New independent research, the second annual BridgeHead Software Information Lifecycle Management (ILM) Audit, confirms that significant IT data growth continues unmitigated.
In both the US and UK there is a continuing trend towards storing more data on primary storage. In 2005 only 16% of UK respondents had more than 5 terabytes (TB) of online data, in 2006 this has grown to 22%, an increase of over a third. Similarly, those storing in excess of 10TB also jumped by 30%.
The degree to which respondents believe primary storage is consumed by redundant data also continues to increase. Over 18% more respondents than last year believe they could recoup over 50% of their most expensive primary disk space by removing unwanted data. While continued data growth is not surprising in general, the year-to-year comparison captured a clear discrepancy between how different types of data are driving this growth.
Both in the US and UK, the growth of online data is dominated by unstructured data – typically end-user files created outside of an IT-managed application. There has been an 81% increase in respondents who calculated that over half of their data was unstructured files. While on the one hand, this dramatic increase may be a leader of greater corporate productivity, it is a potential nightmare for IT managers. User files tend to be created and stored on network file shares without the benefit of IT´s most structured management and control systems, making them hard to find, manage and correctly store for compliance and data protection.
In contrast to unstructured data, data held in database applications currently makes up to 30% of server data for nearly 75% of respondents. For more than two thirds of UK respondents, email data has grown in tandem with overall data growth and still makes up to 20% of server-based data.
The ILM Audit reveals that businesses have recognised the need to tackle unstructured files. To the question: “What are your key storage-related areas of interest in the next 12 months?”, file archiving has made the biggest leap forward compared to the responses in 2005. Twenty eight percent increase in UK respondents listed file archiving as a key area of interest, whereas email archiving registered a lower increase of 16% and disaster recovery only increased by 4%.

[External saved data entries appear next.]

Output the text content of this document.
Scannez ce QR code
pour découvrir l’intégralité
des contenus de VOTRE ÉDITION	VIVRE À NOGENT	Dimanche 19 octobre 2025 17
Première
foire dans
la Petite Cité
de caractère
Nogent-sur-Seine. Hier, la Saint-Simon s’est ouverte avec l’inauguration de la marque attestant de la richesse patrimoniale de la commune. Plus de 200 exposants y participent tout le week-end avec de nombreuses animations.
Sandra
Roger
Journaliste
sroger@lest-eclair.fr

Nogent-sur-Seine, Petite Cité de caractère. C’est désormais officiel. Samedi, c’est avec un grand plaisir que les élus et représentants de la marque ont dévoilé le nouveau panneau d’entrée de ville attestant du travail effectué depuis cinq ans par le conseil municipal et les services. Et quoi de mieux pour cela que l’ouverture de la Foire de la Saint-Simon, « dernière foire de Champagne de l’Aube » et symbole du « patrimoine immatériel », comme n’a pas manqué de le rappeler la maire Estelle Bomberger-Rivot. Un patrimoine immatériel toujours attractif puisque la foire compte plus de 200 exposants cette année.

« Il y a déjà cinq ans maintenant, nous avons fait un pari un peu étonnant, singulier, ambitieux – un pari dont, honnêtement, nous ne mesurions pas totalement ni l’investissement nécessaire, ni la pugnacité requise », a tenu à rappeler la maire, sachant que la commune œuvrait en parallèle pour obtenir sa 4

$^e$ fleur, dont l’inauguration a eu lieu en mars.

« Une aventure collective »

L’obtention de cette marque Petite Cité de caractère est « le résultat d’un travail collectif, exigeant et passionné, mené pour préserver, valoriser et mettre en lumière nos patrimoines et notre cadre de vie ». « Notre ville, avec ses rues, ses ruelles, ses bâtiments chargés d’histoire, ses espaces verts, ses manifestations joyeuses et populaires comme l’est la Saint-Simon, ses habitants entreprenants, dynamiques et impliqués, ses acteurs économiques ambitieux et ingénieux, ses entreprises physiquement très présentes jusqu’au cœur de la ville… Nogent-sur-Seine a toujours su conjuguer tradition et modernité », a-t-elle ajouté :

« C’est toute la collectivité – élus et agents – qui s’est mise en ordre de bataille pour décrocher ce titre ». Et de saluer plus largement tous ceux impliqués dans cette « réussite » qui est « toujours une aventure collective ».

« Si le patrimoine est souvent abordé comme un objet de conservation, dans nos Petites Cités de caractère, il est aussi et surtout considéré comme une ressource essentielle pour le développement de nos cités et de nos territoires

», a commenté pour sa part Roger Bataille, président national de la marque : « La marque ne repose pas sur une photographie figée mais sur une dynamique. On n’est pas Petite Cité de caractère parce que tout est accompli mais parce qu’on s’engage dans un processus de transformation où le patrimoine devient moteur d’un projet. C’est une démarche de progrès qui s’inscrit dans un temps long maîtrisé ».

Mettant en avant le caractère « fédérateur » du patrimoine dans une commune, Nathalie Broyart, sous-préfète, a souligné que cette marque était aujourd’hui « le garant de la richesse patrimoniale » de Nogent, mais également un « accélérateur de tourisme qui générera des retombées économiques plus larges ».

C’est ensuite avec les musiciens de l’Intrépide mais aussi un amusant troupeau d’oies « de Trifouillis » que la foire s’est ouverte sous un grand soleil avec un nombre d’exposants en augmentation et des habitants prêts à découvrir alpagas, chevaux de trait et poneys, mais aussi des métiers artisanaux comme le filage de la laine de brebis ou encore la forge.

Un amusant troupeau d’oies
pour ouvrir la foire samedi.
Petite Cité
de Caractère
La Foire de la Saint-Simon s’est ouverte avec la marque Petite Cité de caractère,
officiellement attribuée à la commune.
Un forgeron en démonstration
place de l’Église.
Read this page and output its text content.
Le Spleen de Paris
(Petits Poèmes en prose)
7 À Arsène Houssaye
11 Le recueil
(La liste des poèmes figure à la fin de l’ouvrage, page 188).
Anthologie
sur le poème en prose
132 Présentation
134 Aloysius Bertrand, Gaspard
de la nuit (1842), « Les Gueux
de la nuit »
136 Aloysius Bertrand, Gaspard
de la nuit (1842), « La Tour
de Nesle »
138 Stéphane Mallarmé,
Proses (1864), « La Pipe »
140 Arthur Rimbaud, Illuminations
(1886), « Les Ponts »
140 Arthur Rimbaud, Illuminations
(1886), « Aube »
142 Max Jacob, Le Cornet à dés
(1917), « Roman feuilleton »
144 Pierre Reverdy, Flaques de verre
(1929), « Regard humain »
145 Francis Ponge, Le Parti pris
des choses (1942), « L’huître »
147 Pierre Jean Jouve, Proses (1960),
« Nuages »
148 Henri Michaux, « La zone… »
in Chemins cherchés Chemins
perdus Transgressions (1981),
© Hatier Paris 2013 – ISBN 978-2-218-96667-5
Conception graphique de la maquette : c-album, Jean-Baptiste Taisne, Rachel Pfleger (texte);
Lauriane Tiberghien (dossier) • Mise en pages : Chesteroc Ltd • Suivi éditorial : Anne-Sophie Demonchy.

Despite the growing awareness of file archiving, 6% UK respondents said that they would likely not be able to find and restore a three month old file and 27% said they didn´t know how long retrieval of a 3-month old file would take. The continued lack of confidence in long-term retention as the apparent adoption of archiving rises leads one to wonder whether the archiving strategies being adopted are effective or if there isn´t a more acute awareness that better tools are needed.